O auxílio-doença tem caráter transitório, precário, mantido enquanto persistir a incapacidade para o trabalho ou atividade habitual, tanto é assim que o segurado, independentemente de idade e sob pena de suspensão do benefício, está obrigado a submeter-se a exame médico a cargo da previdência social a fim de se verificar a permanência do fator incapacitante, além da submissão a processo de reabilitação.
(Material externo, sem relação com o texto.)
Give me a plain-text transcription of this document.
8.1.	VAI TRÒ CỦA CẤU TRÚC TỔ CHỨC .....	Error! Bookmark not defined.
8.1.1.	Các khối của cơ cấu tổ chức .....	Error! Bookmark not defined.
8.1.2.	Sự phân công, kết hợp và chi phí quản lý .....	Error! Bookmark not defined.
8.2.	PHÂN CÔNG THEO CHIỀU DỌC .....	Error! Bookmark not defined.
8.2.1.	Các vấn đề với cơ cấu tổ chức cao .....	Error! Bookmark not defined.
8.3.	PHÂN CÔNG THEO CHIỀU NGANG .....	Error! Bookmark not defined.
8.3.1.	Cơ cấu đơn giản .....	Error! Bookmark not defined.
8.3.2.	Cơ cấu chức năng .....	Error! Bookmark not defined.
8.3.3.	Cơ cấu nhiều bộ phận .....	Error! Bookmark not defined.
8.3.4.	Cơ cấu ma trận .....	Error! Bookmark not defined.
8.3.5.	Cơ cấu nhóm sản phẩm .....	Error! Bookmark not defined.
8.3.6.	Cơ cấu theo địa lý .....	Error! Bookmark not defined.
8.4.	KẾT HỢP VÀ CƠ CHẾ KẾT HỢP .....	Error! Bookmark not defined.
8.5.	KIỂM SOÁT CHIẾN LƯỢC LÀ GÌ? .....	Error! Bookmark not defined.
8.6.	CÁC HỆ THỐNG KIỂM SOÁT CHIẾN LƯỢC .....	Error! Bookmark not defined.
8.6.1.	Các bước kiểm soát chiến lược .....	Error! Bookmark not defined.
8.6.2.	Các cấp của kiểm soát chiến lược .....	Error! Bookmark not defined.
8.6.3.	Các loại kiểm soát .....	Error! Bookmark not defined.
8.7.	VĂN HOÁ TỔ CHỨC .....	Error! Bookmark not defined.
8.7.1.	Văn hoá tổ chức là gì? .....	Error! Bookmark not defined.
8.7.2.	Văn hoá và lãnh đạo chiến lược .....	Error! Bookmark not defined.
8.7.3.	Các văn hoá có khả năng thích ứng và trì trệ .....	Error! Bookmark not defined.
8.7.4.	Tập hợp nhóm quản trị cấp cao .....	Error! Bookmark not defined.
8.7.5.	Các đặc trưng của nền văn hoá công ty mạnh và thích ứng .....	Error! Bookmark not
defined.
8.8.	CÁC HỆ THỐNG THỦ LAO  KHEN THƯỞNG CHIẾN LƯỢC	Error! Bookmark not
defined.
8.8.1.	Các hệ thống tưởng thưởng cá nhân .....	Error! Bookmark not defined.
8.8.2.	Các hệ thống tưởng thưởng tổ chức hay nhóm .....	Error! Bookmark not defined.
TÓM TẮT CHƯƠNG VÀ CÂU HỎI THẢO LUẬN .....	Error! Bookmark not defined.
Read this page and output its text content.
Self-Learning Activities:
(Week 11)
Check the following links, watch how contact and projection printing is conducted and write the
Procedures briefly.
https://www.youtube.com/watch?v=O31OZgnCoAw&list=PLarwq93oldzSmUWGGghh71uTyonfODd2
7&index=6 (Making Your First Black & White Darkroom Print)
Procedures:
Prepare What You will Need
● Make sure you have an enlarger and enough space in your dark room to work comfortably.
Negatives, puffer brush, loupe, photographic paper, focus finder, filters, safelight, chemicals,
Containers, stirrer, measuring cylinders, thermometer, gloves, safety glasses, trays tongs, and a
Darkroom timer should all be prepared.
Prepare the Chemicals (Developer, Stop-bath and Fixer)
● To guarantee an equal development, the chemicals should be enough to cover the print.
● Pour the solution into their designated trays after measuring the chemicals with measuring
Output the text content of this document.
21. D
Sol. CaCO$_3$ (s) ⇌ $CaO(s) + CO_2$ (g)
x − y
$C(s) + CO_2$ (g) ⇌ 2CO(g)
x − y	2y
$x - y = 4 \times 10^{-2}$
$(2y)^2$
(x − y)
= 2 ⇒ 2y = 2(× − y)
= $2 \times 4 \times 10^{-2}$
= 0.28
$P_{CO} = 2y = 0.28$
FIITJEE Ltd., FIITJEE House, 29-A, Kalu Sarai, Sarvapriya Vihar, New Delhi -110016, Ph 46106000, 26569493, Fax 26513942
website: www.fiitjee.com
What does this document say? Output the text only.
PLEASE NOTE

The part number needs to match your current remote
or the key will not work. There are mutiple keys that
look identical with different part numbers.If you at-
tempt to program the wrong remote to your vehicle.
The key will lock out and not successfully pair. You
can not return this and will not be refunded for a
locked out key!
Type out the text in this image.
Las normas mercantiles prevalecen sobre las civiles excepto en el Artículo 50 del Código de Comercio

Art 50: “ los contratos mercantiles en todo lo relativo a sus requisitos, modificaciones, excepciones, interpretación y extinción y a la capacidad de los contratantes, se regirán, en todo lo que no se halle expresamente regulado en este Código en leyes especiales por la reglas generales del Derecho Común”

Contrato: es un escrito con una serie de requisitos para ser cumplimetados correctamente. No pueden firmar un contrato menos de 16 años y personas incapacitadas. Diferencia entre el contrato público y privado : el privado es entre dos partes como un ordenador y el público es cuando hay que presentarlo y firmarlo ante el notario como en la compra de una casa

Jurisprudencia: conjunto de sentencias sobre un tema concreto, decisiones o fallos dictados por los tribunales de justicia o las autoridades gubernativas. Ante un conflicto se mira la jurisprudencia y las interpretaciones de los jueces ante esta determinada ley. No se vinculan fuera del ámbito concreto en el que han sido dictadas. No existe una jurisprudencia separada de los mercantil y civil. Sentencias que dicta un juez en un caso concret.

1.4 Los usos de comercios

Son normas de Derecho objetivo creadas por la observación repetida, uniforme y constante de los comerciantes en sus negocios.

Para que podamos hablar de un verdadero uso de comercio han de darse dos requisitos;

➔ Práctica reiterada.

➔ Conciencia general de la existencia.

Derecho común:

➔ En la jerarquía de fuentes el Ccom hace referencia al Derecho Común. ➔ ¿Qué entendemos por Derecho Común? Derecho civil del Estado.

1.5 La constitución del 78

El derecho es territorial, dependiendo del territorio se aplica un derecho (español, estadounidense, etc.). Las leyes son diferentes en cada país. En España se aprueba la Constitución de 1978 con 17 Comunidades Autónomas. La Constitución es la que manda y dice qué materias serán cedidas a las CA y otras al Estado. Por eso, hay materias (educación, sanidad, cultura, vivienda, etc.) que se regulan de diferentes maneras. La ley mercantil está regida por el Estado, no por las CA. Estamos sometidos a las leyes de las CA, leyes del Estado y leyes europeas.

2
Assim, o restabelecimento do segurado; a conversão em aposentadoria por invalidez, quando se averiguar a irrecuperabilidade do estado incapacitante; habilitação para o desempenho de outra atividade que lhe garanta a subsistência, após processo de reabilitação profissional e a conversão em aposentadoria por idade, desde que requerida pelo segurado e observada a carência exigida, são as formas mais comuns de extinção do auxílio-doença.
Do exposto conclui-se que, se a incapacidade persiste por longo período, não havendo nenhuma indicação de que será possível recuperar ou reabilitar o segurado, se a moléstia apresenta quadro evolutivo, a prestação deverá ser convertida em aposentadoria por invalidez.
De outra sorte, se possível a reabilitação do segurado para o exercício de outra atividade profissional, o benefício não poderá cessar até que se verifique esta reabilitação.
Evidencia-se, outrossim, que o segurado deverá participar, obrigatoriamente, dos programas de reabilitação profissional, sob pena de a administração ficar autorizada a suspender o benefício por incapacidade, não podendo, entretanto cancelá-lo, haja vista que, retornando o segurado, ainda incapaz, para cumprir o tratamento prescrito, gera o direito ao restabelecimento da prestação previdenciária.
Posta essa premissa, passo à análise de cada um dos requisitos necessários ao deferimento do pleito com base na legislação que rege a matéria (CF, art. 201, inciso I; Lei n. 8.213/91 e artigos competentes).
São três os elementos necessários para a obtenção da aposentadoria por invalidez ou do auxílio-doença pelo trabalhador rural: (a) início de prova material da atividade rural; (b) comprovação do exercício da atividade campesina nos 12 (doze) meses antecedentes ao requerimento administrativo e (c) incapacidade laborativa permanente para aposentadoria e temporária para o auxílio-doença.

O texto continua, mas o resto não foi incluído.